• Bryn Schlussler: 2018 Friedlander Upstander Award Essay

    Bryn Schlussler (3rd from right), was a student at Bay Shore High School at the time of receiving Honorable Mention for the Friedlander Upstander Award at HMTC’s 2018 Tolerance Benefit.  Her essay bellow demonstrates that he has acted as an Upstander against bullying and intolerance.

    School is supposed to be a place to learn.  School is supposed to be a place to make friends.  We are told to raise our hands to ask a question.  We are told to raise them isf we have an answer.  We are told that there is no shame in answering a question incorrectly, and that our classmates will not make fun of us if we are wrong.

    Somewhere, somehow we went wrong.  Rumors and insults linger in the halls.  The price tag on our clothes means more than the person wearing them.  We exclude others who are different from us, creating our own social hierarchy in four walls that are supposed to prevent them.  At the very top, the people who everyone wants to be friends with- the “cool” people.  On the bottom, the “rejects”.  People stray away from them because they’re “different” and “weird.”

    Prior to the Sandy Hook Elementary shooting, Adam Lanza was described as, “deeply troubled,” by his peers.  Dylan Klebold before the Columbine High School massacre grew a deep hatred for school.  No one questioned it.  No other students tried to help the cause.  People found them weird, and different far before they were labeled as felons, much like most school shooters.  According to CNN, on average there has been a school shooting a week so far in 2018.  We bicker back and forth about gun control, thinking that is the issue.  We think we are making the problem better by talking about it, but in reality, we are not doing anything.  We treat the problem like it is unresolvable.

    But it is not.  While we do not have authority over the issue of gun control, we do have the authority of our own actions.  It is time to start treating others the way we wish to be treated.

    Growing up in a large district, I was exposed to a wide array of people in terms of ethnicity, intelligence, and personality.  There have always been a few students that stray away from the others.  As I progressed to high school I have become more aware of the special education students and how secluded they were from the rest of the students their age.  The general education student population would make fun of these students, whether it was by mimicking them to their face, or by using the work “retarded” behind their back.  This gave me the ammunition to break down the wall between students with and without special needs.

    For two years, I assisted in an adaptive physical education class.  Being the only student in the room without intellectual or developmental disabilities at first was daunting because now I was different from anyone else- but that quickly changed.  Within the gym class, I grew incredibly close to all the students in it.  Forty minutes a day I was able to do more than just be a peer of theirs- I ended up being a vital ingredient in helping them increase their social skills.  They ended up becoming acquainted with my friends and as they passed by friends in the hallway, everyone would be excited to simply say, “hi.”  As opposed to people turning heads and ignoring these special education students, people began acknowledging them, setting off a chain reaction.

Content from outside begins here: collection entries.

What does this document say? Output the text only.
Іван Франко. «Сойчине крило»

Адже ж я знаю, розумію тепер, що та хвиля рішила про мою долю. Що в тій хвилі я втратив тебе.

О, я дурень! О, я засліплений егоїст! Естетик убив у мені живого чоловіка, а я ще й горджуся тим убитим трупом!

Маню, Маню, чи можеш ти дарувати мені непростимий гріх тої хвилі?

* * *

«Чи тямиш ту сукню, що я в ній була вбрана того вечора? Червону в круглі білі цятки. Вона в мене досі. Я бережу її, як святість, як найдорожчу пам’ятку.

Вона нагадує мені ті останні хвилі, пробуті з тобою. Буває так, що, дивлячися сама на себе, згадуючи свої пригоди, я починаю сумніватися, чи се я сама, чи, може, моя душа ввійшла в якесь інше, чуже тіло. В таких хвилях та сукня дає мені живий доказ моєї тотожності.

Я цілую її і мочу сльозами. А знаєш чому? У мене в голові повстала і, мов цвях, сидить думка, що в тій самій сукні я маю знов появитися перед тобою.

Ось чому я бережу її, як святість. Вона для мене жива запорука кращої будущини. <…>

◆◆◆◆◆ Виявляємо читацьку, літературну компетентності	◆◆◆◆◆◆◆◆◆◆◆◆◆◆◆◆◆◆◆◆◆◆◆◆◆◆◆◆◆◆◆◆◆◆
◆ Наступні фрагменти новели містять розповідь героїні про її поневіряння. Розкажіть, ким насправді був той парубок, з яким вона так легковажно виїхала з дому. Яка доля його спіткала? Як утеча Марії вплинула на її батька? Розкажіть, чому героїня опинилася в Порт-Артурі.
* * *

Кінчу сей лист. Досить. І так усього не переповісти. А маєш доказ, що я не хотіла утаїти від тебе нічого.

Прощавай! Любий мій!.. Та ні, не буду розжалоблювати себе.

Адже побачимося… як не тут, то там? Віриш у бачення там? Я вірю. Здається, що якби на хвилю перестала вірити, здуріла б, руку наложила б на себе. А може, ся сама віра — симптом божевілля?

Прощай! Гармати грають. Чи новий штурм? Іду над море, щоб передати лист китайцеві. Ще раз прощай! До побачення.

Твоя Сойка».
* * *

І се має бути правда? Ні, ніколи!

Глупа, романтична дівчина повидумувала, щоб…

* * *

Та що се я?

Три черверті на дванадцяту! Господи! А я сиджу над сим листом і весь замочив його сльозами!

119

    Simultaneously, I helped establish the inaugural Bay Shore chapter of Best Buddies International , which  is a program dedicated for forming authentic friendships between students with and without intellectual and development disabilities.  In the beginning, we were expecting about five general education students, but were incredibly enthusiastic when we were able to recruit over 60 members through publicizing Best Buddies in several different fashions.

    Best Buddies has brought the feeling of friendship and companionship on behalf of both general education students and special education students, while being in their gym class allowed me to break down preexisting walls for these students.  With a little more acceptance from everyone, we can slowly start to see change.